Der Kollege Geißler aus Wuppertal hat mir in der vergangenen Woche zwei Entscheidungen übersandt, mit denen ich die neue Woche eröffnen will. Zunächst ist es der AG Bergisch-Gladbach, Beschl. v. 02.10.2015 – 48 OWi 35/1 5 [b], den ich zur Abrundung einstelle. Er behandelt auch/noch einmal die Problematik der unverschlüsselten Rohmessdaten, die ja in der letzten Zeit hier schon häufiger Thema war (vgl. u.a. den AG Weißenfels, Beschl. v. 03.09.2015 – 10 AR 1/15 und dazu: Akteneinsicht a la AG Weißenfels: Herausgabe der unverschlüsselten Rohmessdaten, oder: Anders würde ich auch nicht entscheiden…..).
Dem neuen Beschluss lässt sich der Leitsatz voranstellen:
Die Verwaltungsbehörde ist bei einer digital erfolgten Geschwindigkeitsmessung verpflichtet, dem Betroffenen die gesamte digitale Messdatei in im gerätespezifischen Format und in unverschlüsselter Form, das heißt einschließlich der unverschlüsselten Rohmessdaten sowie – falls dann noch erforderlich – den dazugehörigen öffentlichen Schlüssel/Token zu Händen seines Verteidigers zur Verfügung zu stellen. Dabei ist ein geeignetes Speichermedium vom Betroffenen oder seinem Verteidiger der Behörde zur Verfügung zu stellen. Das bespielte Speichermedium wiederum ist dem Verteidiger in seine Kanzleiräume zu übersenden.“
Datenschutzrechtliche Bedenken stehen dem nach Auffassung des AG nicht entgegen.
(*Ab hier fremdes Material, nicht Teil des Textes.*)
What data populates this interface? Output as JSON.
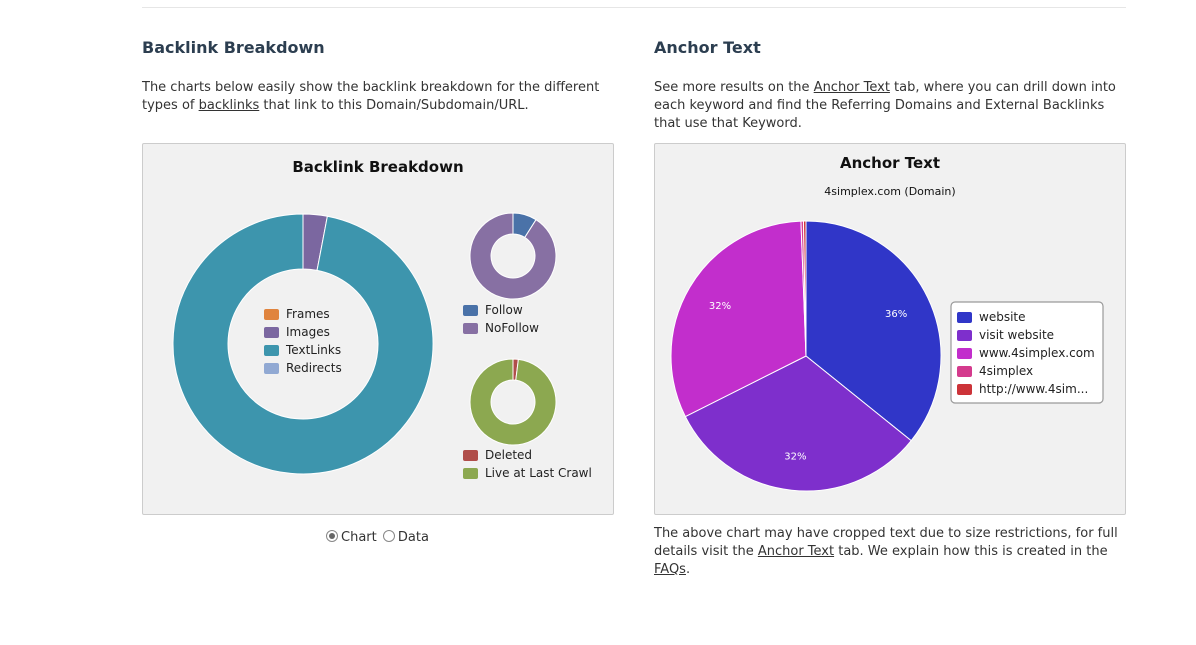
{
  "left": {
    "heading": "Backlink Breakdown",
    "desc_pre": "The charts below easily show the backlink breakdown for the different types of ",
    "desc_link": "backlinks",
    "desc_post": " that link to this Domain/Subdomain/URL.",
    "toggle": {
      "chart_label": "Chart",
      "data_label": "Data",
      "selected": "Chart"
    }
  },
  "right": {
    "heading": "Anchor Text",
    "desc_pre": "See more results on the ",
    "desc_link": "Anchor Text",
    "desc_post": " tab, where you can drill down into each keyword and find the Referring Domains and External Backlinks that use that Keyword.",
    "foot_pre": "The above chart may have cropped text due to size restrictions, for full details visit the ",
    "foot_link1": "Anchor Text",
    "foot_mid": " tab. We explain how this is created in the ",
    "foot_link2": "FAQs",
    "foot_post": "."
  },
  "chart_data": [
    {
      "type": "pie",
      "title": "Backlink Breakdown",
      "labels": [
        "Frames",
        "Images",
        "TextLinks",
        "Redirects"
      ],
      "values": [
        0,
        3,
        97,
        0
      ],
      "colors": [
        "#e0843e",
        "#7b67a0",
        "#3d95ad",
        "#91a9d3"
      ]
    },
    {
      "type": "pie",
      "title": "",
      "labels": [
        "Follow",
        "NoFollow"
      ],
      "values": [
        9,
        91
      ],
      "colors": [
        "#4a72a8",
        "#8770a3"
      ]
    },
    {
      "type": "pie",
      "title": "",
      "labels": [
        "Deleted",
        "Live at Last Crawl"
      ],
      "values": [
        2,
        98
      ],
      "colors": [
        "#b04e4a",
        "#8ca850"
      ]
    },
    {
      "type": "pie",
      "title": "Anchor Text",
      "subtitle": "4simplex.com (Domain)",
      "labels": [
        "website",
        "visit website",
        "www.4simplex.com",
        "4simplex",
        "http://www.4sim..."
      ],
      "values": [
        36,
        32,
        32,
        0.3,
        0.3
      ],
      "value_labels": [
        "36%",
        "32%",
        "32%",
        "",
        ""
      ],
      "colors": [
        "#3036c8",
        "#7e2fcc",
        "#c22ecc",
        "#d43a8d",
        "#cc3339"
      ]
    }
  ]
}
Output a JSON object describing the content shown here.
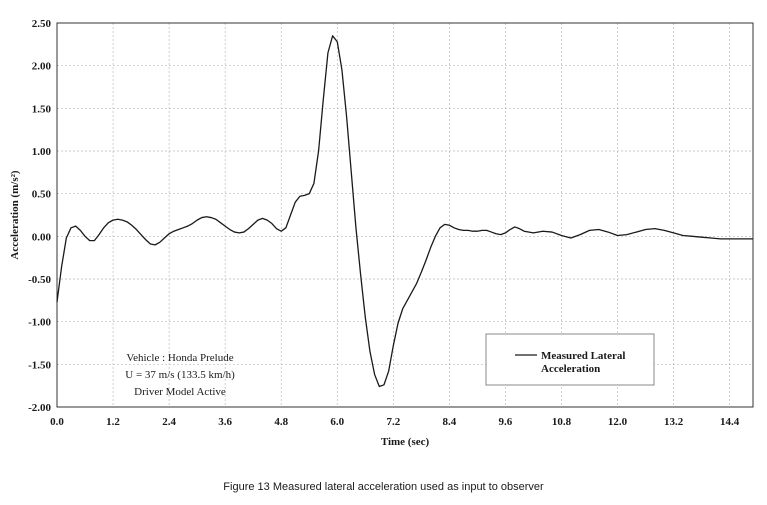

Schon rein tatsächlich ist insoweit festzustellen, dass zwar ein Verteidiger und/oder ein privater Sachverständiger bei Einsicht in die gesamte Messreihe zwangsläufig auch andere Fahrzeuge sehen, welche eine Messung ausgelöst haben. Es ist aber schon äußerst unwahrscheinlich, dass dann hierbei ein Fahrzeug oder ein Fahrzeugführer betroffen sind, den dann der Verteidiger und/oder der private Sachverständiger kennen. Erstrecht ist nicht zu erkennen, welche (unzulässigen) Informationen/Schlussfolgerungen diese hieraus ziehen könnten. Dies gilt umso mehr, als der aufgezeichnete und feststellbare Lebenssachverhalt aus einer derartigen Maßnahme nur einen äußerst kurzen Zeitraum betrifft.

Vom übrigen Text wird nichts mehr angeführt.